4. Turkey: playing historic and religious cards

In the framework of its multi-dimensional and multi-regional foreign policy, inspired by the “pan-Ottomanism”, Turkey expanded its economic, political and diplomatic role in the Balkans, with a more proactive approach to develop strong political and diplomatic ties.

The AKP government sets the main goals of the Turkish foreign policy with regard to the Balkans as being the strengthening of Bosnia and Albania, as well as the creation of an international legal framework that could set the minorities of Turkish origin under the protection of the Turkish state.

For Turkey, a mix of continuous economic crisis and a long-term blockade of the Balkan countries from the EU are considered to be the main factors that will allow it to exert political influence and secure regional domination.

Balancing a raising trend of Radical Islam

Turkey is also seen as a possible counterbalance for radical Islam in the region, in the context of the religious vacuum created by the regime changes and the advance of the Islamic Non-Governmental Organizations closely associated with Iran, but also with the Arab Gulf states and Saudi Arabia in promoting the Wahhabi doctrine of Islam.

The growth of the Wahhabi movements was noted in Bosnia, Kosovo, Macedonia, and the mountainous Sandzak region between Montenegro and Serbia. Another worrying aspect, especially in the context of the Syrian war, is the growing number of Muslim immigrants in Greece and Bulgaria, whose poor economic situation makes them a prime recruiting target for radical Islam.

Another traditional “Islamic player” in the region is Iran, with significant influence especially in Bosnia. Albania has been also targeted by Iran.

A rising player in the region is Qatar, making use mainly of the economic and financial asset to gain a foothold in the Balkan region, as shown by the opening of an al Jazeera office in Sarajevo and by a highway project in Bulgaria.

5. “Distant” power actors

China: soft but increasingly present

China, even as its rate of economic growth slows, is continuing to both enlarge and modernize its navy, while expanding its commercial interests around the southern navigable rimland of Eurasia, becoming more and more present in the Balkan area.

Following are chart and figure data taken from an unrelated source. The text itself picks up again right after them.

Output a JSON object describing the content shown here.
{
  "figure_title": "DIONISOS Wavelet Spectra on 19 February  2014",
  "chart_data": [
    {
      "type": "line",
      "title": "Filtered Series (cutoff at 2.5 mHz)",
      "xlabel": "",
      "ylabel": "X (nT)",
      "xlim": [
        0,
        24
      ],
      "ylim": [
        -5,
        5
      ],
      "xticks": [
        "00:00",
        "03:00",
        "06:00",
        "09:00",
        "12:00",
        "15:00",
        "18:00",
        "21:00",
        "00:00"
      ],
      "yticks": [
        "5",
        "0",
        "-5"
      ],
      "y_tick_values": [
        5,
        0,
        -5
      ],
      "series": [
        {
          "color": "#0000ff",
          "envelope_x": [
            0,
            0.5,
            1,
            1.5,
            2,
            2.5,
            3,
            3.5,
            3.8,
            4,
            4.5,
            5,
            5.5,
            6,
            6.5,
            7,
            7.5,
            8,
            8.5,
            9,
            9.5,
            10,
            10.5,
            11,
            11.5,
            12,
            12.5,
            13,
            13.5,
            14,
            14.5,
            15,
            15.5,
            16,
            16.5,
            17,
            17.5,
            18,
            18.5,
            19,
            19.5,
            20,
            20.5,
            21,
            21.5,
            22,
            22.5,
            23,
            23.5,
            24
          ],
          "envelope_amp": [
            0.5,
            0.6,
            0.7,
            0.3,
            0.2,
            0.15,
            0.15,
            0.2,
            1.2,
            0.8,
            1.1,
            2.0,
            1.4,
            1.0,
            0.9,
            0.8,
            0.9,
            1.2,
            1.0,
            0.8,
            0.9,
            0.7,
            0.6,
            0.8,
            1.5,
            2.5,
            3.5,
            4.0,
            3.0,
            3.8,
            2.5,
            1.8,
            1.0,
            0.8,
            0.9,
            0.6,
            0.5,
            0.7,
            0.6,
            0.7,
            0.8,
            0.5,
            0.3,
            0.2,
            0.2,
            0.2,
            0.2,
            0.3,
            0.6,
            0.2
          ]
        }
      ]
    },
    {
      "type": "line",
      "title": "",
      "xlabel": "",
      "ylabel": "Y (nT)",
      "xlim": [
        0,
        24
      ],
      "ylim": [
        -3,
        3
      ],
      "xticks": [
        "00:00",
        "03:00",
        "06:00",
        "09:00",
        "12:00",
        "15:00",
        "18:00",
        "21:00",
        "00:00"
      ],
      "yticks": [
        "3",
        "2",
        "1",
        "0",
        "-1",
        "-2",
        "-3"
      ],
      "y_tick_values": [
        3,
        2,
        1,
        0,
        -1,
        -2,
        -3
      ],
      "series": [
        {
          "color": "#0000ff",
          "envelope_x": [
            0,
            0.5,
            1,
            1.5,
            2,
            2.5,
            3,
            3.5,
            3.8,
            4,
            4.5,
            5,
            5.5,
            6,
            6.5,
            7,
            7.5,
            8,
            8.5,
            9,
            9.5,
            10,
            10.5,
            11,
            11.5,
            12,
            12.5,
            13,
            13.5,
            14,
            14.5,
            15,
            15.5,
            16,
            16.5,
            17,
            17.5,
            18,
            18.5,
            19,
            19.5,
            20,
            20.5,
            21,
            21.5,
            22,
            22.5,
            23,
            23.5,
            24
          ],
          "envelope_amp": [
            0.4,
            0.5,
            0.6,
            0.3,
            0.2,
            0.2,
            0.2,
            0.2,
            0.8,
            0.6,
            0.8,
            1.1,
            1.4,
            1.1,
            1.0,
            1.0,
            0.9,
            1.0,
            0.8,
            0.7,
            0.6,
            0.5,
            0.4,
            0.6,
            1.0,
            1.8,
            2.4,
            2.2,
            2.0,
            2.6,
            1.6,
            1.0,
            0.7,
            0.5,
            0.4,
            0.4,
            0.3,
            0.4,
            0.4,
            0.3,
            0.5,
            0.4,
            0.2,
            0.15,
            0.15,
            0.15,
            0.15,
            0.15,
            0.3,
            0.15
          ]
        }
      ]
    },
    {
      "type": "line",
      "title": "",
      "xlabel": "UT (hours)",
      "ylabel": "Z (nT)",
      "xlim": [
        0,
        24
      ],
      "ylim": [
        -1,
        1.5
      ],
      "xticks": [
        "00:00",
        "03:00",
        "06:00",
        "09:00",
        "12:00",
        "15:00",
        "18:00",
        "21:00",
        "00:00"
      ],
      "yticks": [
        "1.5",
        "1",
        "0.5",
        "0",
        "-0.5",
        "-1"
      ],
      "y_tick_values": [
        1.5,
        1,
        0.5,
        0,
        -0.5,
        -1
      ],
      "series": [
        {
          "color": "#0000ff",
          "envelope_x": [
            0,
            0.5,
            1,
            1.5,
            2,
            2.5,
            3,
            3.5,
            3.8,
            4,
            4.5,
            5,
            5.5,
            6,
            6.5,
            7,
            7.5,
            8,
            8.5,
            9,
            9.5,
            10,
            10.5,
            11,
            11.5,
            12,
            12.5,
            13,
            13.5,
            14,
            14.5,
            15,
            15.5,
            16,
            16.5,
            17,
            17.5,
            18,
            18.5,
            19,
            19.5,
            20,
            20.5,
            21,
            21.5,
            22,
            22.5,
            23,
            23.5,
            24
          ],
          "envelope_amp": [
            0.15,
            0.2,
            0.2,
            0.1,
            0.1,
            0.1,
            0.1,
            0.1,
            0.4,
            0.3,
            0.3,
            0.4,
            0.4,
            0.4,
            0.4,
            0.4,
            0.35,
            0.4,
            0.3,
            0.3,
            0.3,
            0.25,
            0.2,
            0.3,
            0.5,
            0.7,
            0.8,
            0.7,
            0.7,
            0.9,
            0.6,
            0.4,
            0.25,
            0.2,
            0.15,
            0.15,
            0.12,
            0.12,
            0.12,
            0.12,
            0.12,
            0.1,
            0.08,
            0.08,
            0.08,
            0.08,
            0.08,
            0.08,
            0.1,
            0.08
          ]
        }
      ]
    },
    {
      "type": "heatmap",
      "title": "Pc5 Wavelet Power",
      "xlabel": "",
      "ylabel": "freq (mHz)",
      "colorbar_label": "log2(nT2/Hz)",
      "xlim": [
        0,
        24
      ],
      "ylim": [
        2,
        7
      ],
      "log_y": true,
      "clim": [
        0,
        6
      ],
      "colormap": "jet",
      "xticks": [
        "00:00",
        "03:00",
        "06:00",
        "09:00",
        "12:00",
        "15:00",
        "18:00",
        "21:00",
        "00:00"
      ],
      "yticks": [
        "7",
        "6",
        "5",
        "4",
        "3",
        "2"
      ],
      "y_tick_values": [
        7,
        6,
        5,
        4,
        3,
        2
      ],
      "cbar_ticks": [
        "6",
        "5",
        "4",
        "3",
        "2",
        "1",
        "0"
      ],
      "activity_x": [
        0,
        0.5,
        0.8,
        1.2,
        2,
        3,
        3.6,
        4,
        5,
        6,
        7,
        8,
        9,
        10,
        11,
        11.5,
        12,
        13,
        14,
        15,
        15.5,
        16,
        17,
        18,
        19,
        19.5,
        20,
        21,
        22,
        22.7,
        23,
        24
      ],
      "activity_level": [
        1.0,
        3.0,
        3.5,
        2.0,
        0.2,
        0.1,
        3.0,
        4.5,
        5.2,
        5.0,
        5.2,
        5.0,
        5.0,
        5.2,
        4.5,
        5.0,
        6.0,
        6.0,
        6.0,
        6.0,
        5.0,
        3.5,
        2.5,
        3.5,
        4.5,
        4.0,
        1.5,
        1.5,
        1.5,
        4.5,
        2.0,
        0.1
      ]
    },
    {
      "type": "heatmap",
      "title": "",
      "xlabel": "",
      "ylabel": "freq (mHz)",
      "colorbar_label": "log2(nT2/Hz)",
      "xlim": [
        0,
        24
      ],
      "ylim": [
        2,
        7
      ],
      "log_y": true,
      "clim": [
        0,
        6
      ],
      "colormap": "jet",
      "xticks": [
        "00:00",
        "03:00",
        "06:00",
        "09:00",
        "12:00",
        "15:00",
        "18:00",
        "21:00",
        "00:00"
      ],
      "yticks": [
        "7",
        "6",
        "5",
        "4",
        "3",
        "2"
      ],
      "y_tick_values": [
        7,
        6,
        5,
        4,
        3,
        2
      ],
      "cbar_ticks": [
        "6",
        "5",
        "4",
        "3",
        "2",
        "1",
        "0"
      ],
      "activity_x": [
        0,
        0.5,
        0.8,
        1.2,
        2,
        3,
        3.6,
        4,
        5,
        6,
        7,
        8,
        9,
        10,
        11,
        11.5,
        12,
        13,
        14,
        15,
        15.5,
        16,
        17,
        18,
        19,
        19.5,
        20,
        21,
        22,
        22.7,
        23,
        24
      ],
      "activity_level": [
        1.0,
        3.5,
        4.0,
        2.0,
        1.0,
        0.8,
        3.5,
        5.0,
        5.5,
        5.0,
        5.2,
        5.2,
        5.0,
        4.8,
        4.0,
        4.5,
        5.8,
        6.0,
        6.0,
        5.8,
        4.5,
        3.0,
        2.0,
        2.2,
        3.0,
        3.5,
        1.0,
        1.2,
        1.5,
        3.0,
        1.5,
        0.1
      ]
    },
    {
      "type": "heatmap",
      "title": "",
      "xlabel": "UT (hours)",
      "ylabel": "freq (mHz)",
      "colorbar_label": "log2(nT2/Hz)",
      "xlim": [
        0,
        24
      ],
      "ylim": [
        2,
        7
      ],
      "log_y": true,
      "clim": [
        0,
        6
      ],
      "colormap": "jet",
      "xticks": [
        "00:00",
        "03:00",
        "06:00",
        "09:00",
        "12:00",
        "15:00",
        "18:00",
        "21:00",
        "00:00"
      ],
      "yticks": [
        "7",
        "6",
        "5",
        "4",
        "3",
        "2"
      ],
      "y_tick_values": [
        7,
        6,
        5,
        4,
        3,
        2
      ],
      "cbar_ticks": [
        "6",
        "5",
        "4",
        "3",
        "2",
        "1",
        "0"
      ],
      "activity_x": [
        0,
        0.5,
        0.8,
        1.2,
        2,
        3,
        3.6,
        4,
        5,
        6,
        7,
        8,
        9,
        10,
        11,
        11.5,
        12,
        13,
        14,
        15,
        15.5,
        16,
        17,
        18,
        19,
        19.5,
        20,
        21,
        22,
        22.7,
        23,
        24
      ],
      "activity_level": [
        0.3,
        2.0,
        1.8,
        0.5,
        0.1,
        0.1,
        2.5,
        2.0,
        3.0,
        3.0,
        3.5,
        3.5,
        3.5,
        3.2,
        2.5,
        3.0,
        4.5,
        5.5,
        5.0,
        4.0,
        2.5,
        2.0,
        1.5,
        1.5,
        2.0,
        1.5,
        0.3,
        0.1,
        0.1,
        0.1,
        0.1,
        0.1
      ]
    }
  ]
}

A most interesting aspect is the Chinese involvement in the Balkans’ infrastructure projects that prompted some analysts to claim that China is in fact taking over the tasks that the European Union is no more in the position – or less willing – to assume concerning some of the pan-European transport corridors.

China’s growing involvement in the Balkans is also to be seen in defense projects, with the People’s Liberation Army (PLA) stepping up military cooperation throughout the region. The PLA deepened ties with Albania and Croatia in 2005, Serbia and Bosnia-Herzegovina in 2008, Montenegro and Macedonia in 2010, and pledged to expand collaboration with Bulgaria, Romania and Greece.

The United States: leaving but not gone

Over the last decade the U.S. has significantly reduced both its military and diplomatic presence in the Balkans.

While the current trend is that U.S. engagement in the Western Balkans will continue to decrease, unless a serious conflict takes place again, the U.S. military is a continuing presence in the area. The main base of the United States Army, located in the eastern part of Kosovo, is the largest US military facility in Europe, a key facility for exercising control over the Adriatic, Mediterranean and Black seas, as well as the routes to the Middle East, North Africa and the Caucasus. Its operational range is far from being limited to Kosovo, encompassing the whole of the Balkans.

6. Conclusions

The developments and trends mentioned sum up to the fact that, as most of the countries of the European borderlands, the Balkan region will be shaped more by external forces than by its internal dynamics. It cannot be seen as a self-enclosed geopolitical sphere, but as a borderland shaped by outside forces.

The risks of the West’s disengagement are evident. Leaving the Balkans in limbo or devising peripheral-type associations in a multispeed Europe will open up space for other ambitious actors like Russia, Turkey or China to compete with the West’s influence and vision in the region.